En qué medida determinaron las acciones de los líderes políticos el turbulento curso del siglo XX? ¿Fueron esos dirigentes los que “ahormaron” el siglo XX europeo? ¿O fueron los acontecimientos de esos años los que los moldearon a ellos? Todas estas preguntas forman parte de una interrogante de mayor amplitud: ¿qué importancia cabe atribuir a los individuos en la configuración de la historia? ¿Alteran fundamentalmente su rumbo? ¿O todo cuanto pueden hacer es desviar la marea, en el mejor de los casos, y canalizarla por cauces tan nuevos como temporales?

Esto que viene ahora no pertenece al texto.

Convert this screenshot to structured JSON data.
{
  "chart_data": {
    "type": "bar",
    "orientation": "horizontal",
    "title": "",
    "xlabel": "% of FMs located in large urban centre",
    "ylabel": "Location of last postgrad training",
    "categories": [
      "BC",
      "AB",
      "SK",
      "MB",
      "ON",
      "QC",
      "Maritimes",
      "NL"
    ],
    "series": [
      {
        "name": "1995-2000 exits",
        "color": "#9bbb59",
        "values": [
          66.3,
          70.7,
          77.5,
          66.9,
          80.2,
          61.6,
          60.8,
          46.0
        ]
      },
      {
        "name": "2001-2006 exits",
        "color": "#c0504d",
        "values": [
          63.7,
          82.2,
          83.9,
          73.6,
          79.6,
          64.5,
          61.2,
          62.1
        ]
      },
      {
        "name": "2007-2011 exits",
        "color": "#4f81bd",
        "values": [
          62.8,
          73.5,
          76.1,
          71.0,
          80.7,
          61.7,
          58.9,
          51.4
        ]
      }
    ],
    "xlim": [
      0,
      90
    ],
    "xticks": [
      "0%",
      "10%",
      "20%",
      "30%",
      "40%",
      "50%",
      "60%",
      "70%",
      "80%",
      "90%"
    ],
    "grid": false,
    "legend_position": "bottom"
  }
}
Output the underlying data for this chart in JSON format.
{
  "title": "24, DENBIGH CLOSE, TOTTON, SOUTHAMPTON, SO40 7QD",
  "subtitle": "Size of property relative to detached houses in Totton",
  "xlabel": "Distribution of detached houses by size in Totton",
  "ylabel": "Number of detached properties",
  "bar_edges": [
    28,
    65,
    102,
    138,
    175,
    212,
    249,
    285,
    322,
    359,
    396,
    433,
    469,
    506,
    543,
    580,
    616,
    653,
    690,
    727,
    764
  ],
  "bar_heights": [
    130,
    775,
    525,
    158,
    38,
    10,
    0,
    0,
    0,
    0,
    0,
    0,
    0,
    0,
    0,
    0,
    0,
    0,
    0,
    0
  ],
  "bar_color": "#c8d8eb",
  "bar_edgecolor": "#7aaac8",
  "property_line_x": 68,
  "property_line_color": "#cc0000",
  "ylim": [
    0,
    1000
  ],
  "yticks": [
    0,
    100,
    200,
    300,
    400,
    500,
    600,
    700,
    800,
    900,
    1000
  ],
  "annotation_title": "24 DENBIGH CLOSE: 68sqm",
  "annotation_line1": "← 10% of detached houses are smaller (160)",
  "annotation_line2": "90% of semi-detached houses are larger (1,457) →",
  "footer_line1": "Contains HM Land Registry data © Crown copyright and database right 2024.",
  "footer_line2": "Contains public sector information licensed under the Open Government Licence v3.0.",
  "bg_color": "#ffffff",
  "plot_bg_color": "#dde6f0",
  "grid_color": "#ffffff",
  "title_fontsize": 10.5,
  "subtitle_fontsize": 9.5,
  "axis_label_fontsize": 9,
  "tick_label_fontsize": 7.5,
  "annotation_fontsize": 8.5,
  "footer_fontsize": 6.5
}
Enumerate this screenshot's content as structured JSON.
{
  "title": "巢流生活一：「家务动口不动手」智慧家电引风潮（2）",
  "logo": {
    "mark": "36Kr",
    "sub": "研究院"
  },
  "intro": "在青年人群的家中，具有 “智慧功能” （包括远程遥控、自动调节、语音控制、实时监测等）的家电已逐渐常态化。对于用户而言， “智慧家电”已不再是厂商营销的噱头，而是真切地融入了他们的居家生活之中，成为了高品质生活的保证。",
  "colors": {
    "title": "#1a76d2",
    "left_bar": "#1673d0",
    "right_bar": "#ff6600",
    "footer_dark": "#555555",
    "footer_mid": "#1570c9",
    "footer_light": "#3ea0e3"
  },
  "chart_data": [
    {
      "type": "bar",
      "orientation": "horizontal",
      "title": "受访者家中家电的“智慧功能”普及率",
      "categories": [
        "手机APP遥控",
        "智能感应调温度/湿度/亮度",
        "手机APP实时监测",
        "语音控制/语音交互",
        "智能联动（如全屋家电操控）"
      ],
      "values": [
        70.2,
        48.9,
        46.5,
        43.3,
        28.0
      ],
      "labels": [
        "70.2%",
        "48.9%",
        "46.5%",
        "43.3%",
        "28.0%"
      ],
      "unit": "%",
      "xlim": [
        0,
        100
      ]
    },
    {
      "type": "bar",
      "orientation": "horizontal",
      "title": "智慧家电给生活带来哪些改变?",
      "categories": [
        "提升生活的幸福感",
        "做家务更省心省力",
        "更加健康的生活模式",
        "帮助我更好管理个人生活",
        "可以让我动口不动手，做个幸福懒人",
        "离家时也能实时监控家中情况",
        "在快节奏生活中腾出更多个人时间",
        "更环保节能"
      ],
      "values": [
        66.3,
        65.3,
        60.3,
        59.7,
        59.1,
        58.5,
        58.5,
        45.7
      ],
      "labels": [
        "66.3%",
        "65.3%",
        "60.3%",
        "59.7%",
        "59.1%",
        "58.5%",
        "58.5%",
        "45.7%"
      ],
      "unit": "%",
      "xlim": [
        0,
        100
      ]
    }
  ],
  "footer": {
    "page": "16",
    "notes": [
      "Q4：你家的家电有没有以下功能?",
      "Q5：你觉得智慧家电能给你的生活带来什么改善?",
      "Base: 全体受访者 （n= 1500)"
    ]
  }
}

Muchas veces presuponemos de manera instintiva y tácita que los dirigentes políticos han tenido una responsabilidad más o menos personal –y única, parece llegar a afirmarse implícitamente en algunas ocasiones–, en la determinación de la senda histórica que se tomó en un momento dado.

Ahora bien, ¿cómo y por qué se encontraron en situación de realizar las acciones que efectuaron? ¿A qué limitaciones se enfrentaron? ¿A qué presiones se vieron sometidos? ¿Qué apoyos u oposiciones condicionaron sus actos? ¿Cuáles son los contextos en que prosperan los líderes de un determinado sistema político, pese a las grandes diferencias que los separan? ¿Y qué relevancia cabe atribuir en todo esto al papel de la personalidad? ¿En qué grado vienen estas cuestiones a teñir, e incluso a determinar, el sesgo de las decisiones políticas más críticas? ¿Hasta qué punto es lícito afirmar que los líderes políticos son, mediante las decisiones que toman libremente, el auténtico motor de los cambios que acaban por encarnar? Todas estas interrogantes incumben por igual a todos los dirigentes significativos, sean demócratas o autoritarios.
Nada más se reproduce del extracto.